Search module is not installed.

S&P 500 on track for 20% decline from Jan. 3 record closing

20.05.2022

NEW YORK Reuters - Wall Street's main stock index fell on Friday, with the benchmark S&P 500 on track to confirm a decline of more than 20% from its Jan. 3 record closing high, a commonly used metric to determine a bear market.

Since the beginning of the year, stock prices have been under pressure as investors have dumped stocks due to concerns over whether the Federal ReserveFederal Reserve will be able to tame inflation without a recession, with spillover effects from the war in Ukraine and the possibility of a slowdown in China from a rise in COVID 19 cases adding to the angst.

MARKET REACTION: STOCKS: Dow down 1.35%, S&P 500 down 1.62%, Nasdaq down 2.23%

If we don't today, it'll be Monday.
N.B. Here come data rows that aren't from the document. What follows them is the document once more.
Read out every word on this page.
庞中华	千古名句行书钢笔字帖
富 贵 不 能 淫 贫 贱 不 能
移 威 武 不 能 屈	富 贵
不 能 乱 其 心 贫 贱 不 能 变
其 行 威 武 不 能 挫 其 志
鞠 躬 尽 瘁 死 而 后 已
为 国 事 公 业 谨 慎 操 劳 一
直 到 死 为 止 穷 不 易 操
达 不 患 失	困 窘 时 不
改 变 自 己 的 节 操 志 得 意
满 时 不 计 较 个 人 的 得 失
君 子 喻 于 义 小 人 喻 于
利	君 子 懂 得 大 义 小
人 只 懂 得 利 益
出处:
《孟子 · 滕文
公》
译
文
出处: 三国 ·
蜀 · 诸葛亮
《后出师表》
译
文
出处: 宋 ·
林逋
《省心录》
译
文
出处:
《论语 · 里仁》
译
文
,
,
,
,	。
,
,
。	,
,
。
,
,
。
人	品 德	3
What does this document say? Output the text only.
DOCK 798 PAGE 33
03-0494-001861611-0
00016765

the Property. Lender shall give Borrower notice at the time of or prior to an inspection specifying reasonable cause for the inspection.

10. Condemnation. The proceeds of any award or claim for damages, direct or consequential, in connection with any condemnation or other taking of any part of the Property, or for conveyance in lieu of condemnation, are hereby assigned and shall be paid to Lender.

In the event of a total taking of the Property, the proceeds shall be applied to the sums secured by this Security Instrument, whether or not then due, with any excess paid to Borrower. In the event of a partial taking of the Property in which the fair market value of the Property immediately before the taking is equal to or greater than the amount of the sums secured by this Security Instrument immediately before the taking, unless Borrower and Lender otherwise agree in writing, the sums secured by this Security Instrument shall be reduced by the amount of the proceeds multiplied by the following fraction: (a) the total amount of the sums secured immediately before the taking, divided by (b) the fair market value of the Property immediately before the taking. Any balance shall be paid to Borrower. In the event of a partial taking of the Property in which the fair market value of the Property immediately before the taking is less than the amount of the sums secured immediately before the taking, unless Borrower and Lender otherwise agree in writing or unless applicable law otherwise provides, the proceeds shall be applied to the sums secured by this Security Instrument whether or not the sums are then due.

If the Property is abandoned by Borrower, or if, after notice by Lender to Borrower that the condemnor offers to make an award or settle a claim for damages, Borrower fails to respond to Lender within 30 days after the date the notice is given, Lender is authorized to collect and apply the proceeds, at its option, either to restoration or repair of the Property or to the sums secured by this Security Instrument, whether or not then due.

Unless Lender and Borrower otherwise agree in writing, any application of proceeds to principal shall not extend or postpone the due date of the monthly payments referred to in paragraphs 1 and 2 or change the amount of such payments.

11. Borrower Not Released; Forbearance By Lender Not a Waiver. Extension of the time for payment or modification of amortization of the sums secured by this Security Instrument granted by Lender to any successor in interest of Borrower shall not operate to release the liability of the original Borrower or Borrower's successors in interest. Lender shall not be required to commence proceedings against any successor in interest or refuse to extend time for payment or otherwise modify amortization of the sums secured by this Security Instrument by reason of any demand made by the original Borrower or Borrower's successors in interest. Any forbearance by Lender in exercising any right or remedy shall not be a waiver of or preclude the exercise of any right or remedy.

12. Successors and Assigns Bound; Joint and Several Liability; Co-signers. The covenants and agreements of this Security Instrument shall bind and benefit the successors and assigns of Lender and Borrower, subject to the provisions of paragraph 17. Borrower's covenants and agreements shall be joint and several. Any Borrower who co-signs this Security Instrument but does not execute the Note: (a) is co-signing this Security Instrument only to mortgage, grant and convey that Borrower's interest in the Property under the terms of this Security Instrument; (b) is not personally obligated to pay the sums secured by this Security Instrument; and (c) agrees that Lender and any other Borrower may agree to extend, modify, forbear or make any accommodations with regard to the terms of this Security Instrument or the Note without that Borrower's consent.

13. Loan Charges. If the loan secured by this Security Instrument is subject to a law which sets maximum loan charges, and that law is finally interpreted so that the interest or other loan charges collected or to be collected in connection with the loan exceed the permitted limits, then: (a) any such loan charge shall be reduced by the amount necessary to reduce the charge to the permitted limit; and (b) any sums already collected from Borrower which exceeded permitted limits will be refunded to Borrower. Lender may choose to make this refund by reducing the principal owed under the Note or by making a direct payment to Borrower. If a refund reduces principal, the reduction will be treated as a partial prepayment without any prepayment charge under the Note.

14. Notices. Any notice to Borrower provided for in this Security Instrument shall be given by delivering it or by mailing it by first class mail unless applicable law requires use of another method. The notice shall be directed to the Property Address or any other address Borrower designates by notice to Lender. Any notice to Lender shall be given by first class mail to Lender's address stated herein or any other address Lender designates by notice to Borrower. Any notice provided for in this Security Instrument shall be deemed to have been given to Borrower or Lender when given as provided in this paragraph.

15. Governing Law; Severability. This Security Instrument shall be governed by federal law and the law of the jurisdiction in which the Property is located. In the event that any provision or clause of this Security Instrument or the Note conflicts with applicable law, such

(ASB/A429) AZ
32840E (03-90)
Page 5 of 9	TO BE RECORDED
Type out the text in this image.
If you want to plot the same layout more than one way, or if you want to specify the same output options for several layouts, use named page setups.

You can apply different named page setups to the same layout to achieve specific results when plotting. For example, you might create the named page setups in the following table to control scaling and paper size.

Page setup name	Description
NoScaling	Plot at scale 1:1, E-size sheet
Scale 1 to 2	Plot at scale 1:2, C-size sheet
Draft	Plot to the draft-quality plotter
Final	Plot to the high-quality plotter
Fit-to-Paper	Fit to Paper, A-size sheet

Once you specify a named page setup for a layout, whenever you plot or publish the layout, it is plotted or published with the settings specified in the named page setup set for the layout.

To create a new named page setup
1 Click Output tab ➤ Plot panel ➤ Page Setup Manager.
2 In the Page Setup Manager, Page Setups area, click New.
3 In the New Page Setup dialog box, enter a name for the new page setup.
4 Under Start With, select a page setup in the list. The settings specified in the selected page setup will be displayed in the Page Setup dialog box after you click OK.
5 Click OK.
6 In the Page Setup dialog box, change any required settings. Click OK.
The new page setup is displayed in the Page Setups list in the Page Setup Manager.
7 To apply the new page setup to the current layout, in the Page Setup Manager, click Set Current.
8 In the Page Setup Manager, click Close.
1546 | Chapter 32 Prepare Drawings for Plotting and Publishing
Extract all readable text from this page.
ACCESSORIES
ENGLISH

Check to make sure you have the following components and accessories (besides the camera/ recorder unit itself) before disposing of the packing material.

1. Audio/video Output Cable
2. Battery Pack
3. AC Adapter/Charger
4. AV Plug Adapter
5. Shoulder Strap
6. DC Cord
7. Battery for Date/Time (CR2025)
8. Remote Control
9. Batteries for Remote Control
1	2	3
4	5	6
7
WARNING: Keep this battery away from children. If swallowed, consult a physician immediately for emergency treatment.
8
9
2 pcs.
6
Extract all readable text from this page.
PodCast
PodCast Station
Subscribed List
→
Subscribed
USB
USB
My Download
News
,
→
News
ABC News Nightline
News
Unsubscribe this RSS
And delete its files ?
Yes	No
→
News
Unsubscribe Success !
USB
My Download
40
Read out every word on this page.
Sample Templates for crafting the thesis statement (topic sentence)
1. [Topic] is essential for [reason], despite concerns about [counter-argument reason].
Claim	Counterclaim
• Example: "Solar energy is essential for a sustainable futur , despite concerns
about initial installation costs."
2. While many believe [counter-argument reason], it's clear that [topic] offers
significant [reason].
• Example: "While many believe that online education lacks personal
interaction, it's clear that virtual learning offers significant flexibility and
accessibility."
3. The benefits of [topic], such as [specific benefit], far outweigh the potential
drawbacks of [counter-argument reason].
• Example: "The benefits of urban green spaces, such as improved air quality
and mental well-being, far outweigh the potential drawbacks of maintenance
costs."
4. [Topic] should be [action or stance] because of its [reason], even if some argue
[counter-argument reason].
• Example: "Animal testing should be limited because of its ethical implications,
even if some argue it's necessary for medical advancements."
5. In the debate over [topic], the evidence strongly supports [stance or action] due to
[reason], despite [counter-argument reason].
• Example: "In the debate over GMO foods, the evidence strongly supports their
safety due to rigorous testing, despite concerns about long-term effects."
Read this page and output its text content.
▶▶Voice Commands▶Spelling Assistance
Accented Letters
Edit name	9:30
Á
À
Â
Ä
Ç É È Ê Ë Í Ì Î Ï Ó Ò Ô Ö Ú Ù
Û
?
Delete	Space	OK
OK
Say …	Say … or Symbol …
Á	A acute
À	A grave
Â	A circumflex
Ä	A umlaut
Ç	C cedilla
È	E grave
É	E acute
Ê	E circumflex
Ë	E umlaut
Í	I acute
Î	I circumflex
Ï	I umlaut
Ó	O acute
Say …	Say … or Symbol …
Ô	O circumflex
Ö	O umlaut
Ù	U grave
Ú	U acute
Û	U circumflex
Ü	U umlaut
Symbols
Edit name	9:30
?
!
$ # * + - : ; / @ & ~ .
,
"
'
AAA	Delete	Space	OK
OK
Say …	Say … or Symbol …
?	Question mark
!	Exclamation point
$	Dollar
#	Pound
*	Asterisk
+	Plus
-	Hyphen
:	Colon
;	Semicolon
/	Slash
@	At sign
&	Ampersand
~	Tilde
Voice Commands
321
There really hasn't been much of a bounce in all of the trading that's gone on in the last couple of weeks. Any bounce we've had has gone away quickly. We're going to be in a bear market today if not next week. It's a given, with what happened to Nasdaq and small caps. It's not a surprise that the S&P finally gets there.

I don't think investors sell because we're in a bear market. They've been selling all along. The Fed does a lot of the same thing. They have always come to the market's rescue. We're not sure where Powell put this time around - or if there is one. We haven't seen any impact of the rate increase outside of housing, despite the fact that they've raised rates twice. It does look like we are finally going to hit a bear market on the S&P 500, which to me is the final straw that says you are truly in a bear market, you have to close below 3,836, which is below that level now. We might get one of those late-day rallies, like we sometimes get, so it may not happen. The one thing that doesn't seem to line up as far as the washout goes, or the capitulation, is the VIX. Thirty-two is not a low VIX, historically it is high, but it is not at all in line with what you see when everyone throws in the towel, I am selling indiscriminately, I am just trying to save what I got left thinking. We haven't seen that. You are going to need to see something above forty and sometimes it is even higher than that. If you go back to the COVID bear market in early 2020 it will hit like eighty so it is not close to that. I am not sure if it happens today or early next week, but I am not convinced we are at the bottom yet because of that. We could just go into a slow, downtrend, which is something we have been in since the second day of this year, and it is not required to have one of those days. While that doesn't hurt as much at once, it is just like pulling the bandaid off slowly, it is going to be long and slow and painful and frankly could go on for several more months so I don't know. Without that huge, giant volatility spike and that capitulation-type feeling, I am hesitant to make any predictions that we are at the bottom.